Sponsored by Carolinas HealthCare System and Piedmont Natural Gas, the National Brain Tumor Society hopes to raise $225,000 during the Charlotte event.

New Hanover County scholarships created

Two new scholarships that will support students studying education and nursing at an institution of higher learning in New Hanover County have been created at the New Hanover County Community Foundation, an affiliate of the North Carolina Community Foundation.

Trustees for the estate of Joseph Bergin and Elsa Flower Davies, who retired to Wilmington in 1980, established the two scholarship endowments with the North Carolina Community Foundation late last year.

Cone Health president speaking to Triad health underwriters

Terry Akin, president and chief operating officer at Cone Health in Greensboro will be the presenter at the April 1 meeting of the Triad Association of Health Underwriters. The meeting, which begins at 11:45 a.m., will be held at Starmount Forest Country Club in Greensboro.

Onslow funder accepting grant requests

The Onslow Caring Communities Foundation, an affiliate of the North Carolina Community Foundation, is accepting online grant applications until April 29 from nonprofits that benefit the people of Onslow County.

Since 2001, the Foundation has made over $172,000 in grants to local nonprofits.

Reading Connections to train volunteers

Reading Connections, an adult literacy agency in Greensboro, has scheduled free training for volunteers to work as one-to-one tutors and small group instructors. Sessions will be offered in the second-floor board room of the Wells Fargo Building, including an orientation session April 3 from 9 a.m. to 11 a.m., and training sessions April 7 and 9 from 9 a.m. to noon.
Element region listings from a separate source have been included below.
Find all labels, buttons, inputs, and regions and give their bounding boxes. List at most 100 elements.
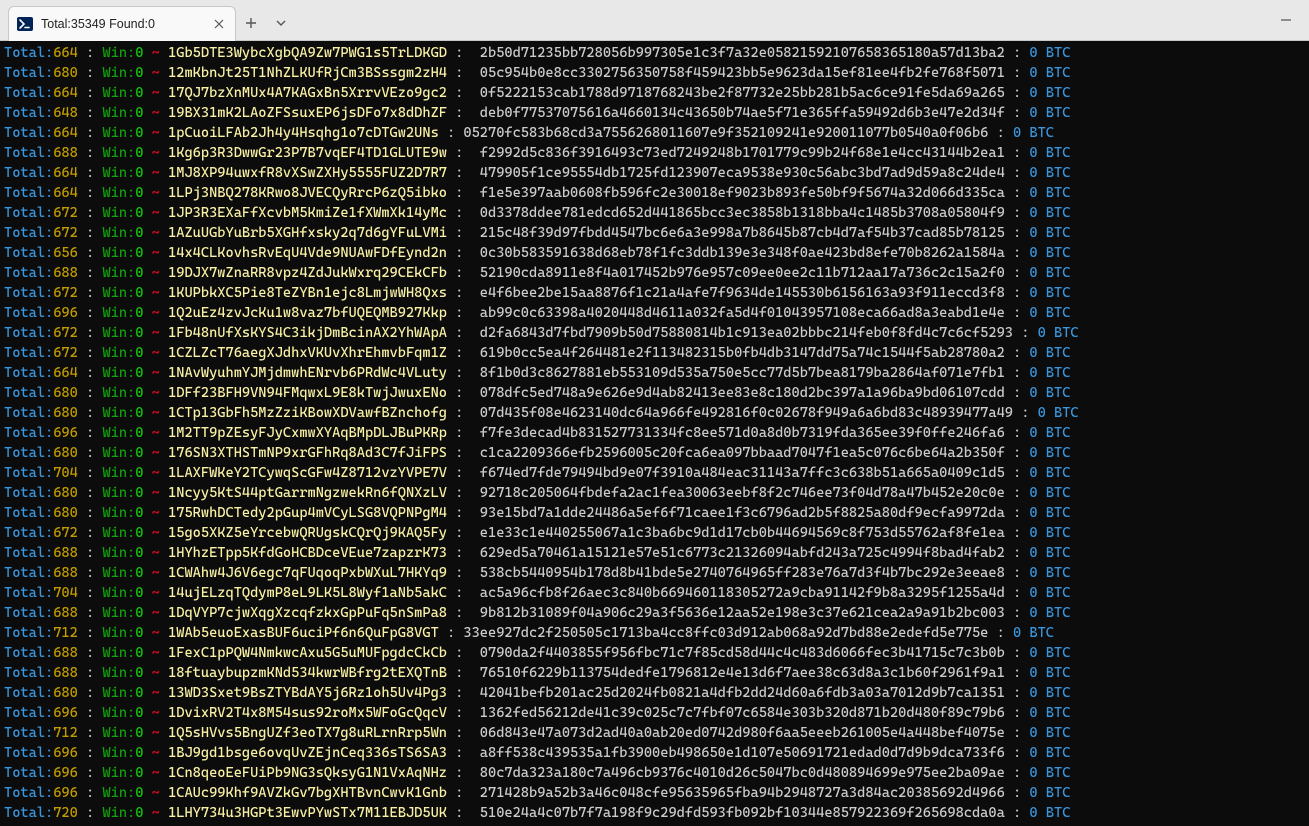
total-value: 664 [53, 365, 78, 381]
space [143, 305, 151, 321]
balance-value: 0 [1038, 325, 1046, 341]
space [143, 705, 151, 721]
tab-close-button[interactable] [211, 16, 227, 32]
space [143, 265, 151, 281]
bitcoin-address: 1LHY734u3HGPt3EwvPYwSTx7M11EBJD5UK [168, 805, 447, 821]
total-value: 688 [53, 645, 78, 661]
separator: : [78, 685, 103, 701]
hash-value: e4f6bee2be15aa8876f1c21a4afe7f9634de1455… [472, 285, 1005, 301]
balance-value: 0 [1029, 85, 1037, 101]
bitcoin-address: 1pCuoiLFAb2Jh4y4Hsqhg1o7cDTGw2UNs [168, 125, 439, 141]
tilde-separator: ~ [152, 445, 160, 461]
hash-value: f7fe3decad4b831527731334fc8ee571d0a8d0b7… [472, 425, 1005, 441]
balance-value: 0 [1029, 425, 1037, 441]
separator: : [447, 105, 472, 121]
space [143, 365, 151, 381]
separator: : [78, 805, 103, 821]
currency-label: BTC [1046, 365, 1071, 381]
bitcoin-address: 1FexC1pPQW4NmkwcAxu5G5uMUFpgdcCkCb [168, 645, 447, 661]
space [160, 285, 168, 301]
win-label: Win: [102, 445, 135, 461]
output-line: Total:680 : Win:0 ~ 1DFf23BFH9VN94FMqwxL… [4, 383, 1305, 403]
space [160, 365, 168, 381]
bitcoin-address: 1MJ8XP94uwxfR8vXSwZXHy5555FUZ2D7R7 [168, 165, 447, 181]
space [160, 685, 168, 701]
tilde-separator: ~ [152, 745, 160, 761]
output-line: Total:696 : Win:0 ~ 1Cn8qeoEeFUiPb9NG3sQ… [4, 763, 1305, 783]
hash-value: 80c7da323a180c7a496cb9376c4010d26c5047bc… [472, 765, 1005, 781]
terminal-tab[interactable]: Total:35349 Found:0 [8, 6, 236, 41]
terminal-output[interactable]: Total:664 : Win:0 ~ 1Gb5DTE3WybcXgbQA9Zw… [0, 41, 1309, 826]
space [143, 185, 151, 201]
space [1046, 405, 1054, 421]
output-line: Total:696 : Win:0 ~ 1M2TT9pZEsyFJyCxmwXY… [4, 423, 1305, 443]
output-line: Total:664 : Win:0 ~ 1Gb5DTE3WybcXgbQA9Zw… [4, 43, 1305, 63]
titlebar-drag-region[interactable] [296, 0, 1263, 40]
balance-value: 0 [1013, 125, 1021, 141]
separator: : [1005, 805, 1030, 821]
currency-label: BTC [1046, 65, 1071, 81]
currency-label: BTC [1046, 765, 1071, 781]
space [1038, 225, 1046, 241]
total-value: 696 [53, 305, 78, 321]
tilde-separator: ~ [152, 725, 160, 741]
output-line: Total:672 : Win:0 ~ 1CZLZcT76aegXJdhxVKU… [4, 343, 1305, 363]
win-label: Win: [102, 65, 135, 81]
output-line: Total:680 : Win:0 ~ 13WD3Sxet9BsZTYBdAY5… [4, 683, 1305, 703]
space [143, 245, 151, 261]
total-value: 664 [53, 45, 78, 61]
separator: : [78, 525, 103, 541]
separator: : [447, 85, 472, 101]
currency-label: BTC [1046, 725, 1071, 741]
space [160, 205, 168, 221]
separator: : [1005, 385, 1030, 401]
space [143, 745, 151, 761]
hash-value: 0d3378ddee781edcd652d441865bcc3ec3858b13… [472, 205, 1005, 221]
new-tab-button[interactable] [236, 6, 266, 40]
space [160, 45, 168, 61]
space [143, 405, 151, 421]
total-value: 680 [53, 65, 78, 81]
separator: : [447, 205, 472, 221]
separator: : [447, 545, 472, 561]
total-label: Total: [4, 805, 53, 821]
separator: : [447, 305, 472, 321]
separator: : [78, 65, 103, 81]
separator: : [78, 745, 103, 761]
window-minimize-button[interactable] [1263, 0, 1309, 40]
currency-label: BTC [1046, 585, 1071, 601]
separator: : [78, 785, 103, 801]
space [143, 725, 151, 741]
total-label: Total: [4, 145, 53, 161]
currency-label: BTC [1046, 685, 1071, 701]
separator: : [447, 345, 472, 361]
separator: : [78, 165, 103, 181]
separator: : [78, 605, 103, 621]
currency-label: BTC [1046, 745, 1071, 761]
total-value: 672 [53, 345, 78, 361]
balance-value: 0 [1038, 405, 1046, 421]
space [143, 625, 151, 641]
separator: : [78, 105, 103, 121]
space [160, 545, 168, 561]
currency-label: BTC [1046, 305, 1071, 321]
space [1038, 705, 1046, 721]
hash-value: 215c48f39d97fbdd4547bc6e6a3e998a7b8645b8… [472, 225, 1005, 241]
balance-value: 0 [1029, 805, 1037, 821]
space [143, 145, 151, 161]
bitcoin-address: 1LAXFWKeY2TCywqScGFw4Z8712vzYVPE7V [168, 465, 447, 481]
hash-value: 76510f6229b113754dedfe1796812e4e13d6f7ae… [472, 665, 1005, 681]
total-value: 688 [53, 565, 78, 581]
output-line: Total:664 : Win:0 ~ 1LPj3NBQ278KRwo8JVEC… [4, 183, 1305, 203]
total-label: Total: [4, 445, 53, 461]
output-line: Total:720 : Win:0 ~ 1LHY734u3HGPt3EwvPYw… [4, 803, 1305, 823]
separator: : [447, 285, 472, 301]
space [1038, 105, 1046, 121]
separator: : [78, 465, 103, 481]
total-value: 680 [53, 445, 78, 461]
separator: : [447, 725, 472, 741]
bitcoin-address: 1CZLZcT76aegXJdhxVKUvXhrEhmvbFqm1Z [168, 345, 447, 361]
total-label: Total: [4, 305, 53, 321]
tab-dropdown-button[interactable] [266, 6, 296, 40]
window-titlebar: Total:35349 Found:0 [0, 0, 1309, 41]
Greensboro College event to benefit cancer research

Greensboro College will hold its third annual Relay for Life event to raise money for the American Cancer Society for cancer research from 6 p.m. to midnight on April 11, on Front Campus, or at the Odell Building in case of rain.

Winkler joins Triangle United Way board

Gregory Winkler Raleigh, market president and regional manager at Wells Fargo Bank, has been elected to the board of directors of United Way of the Greater Triangle.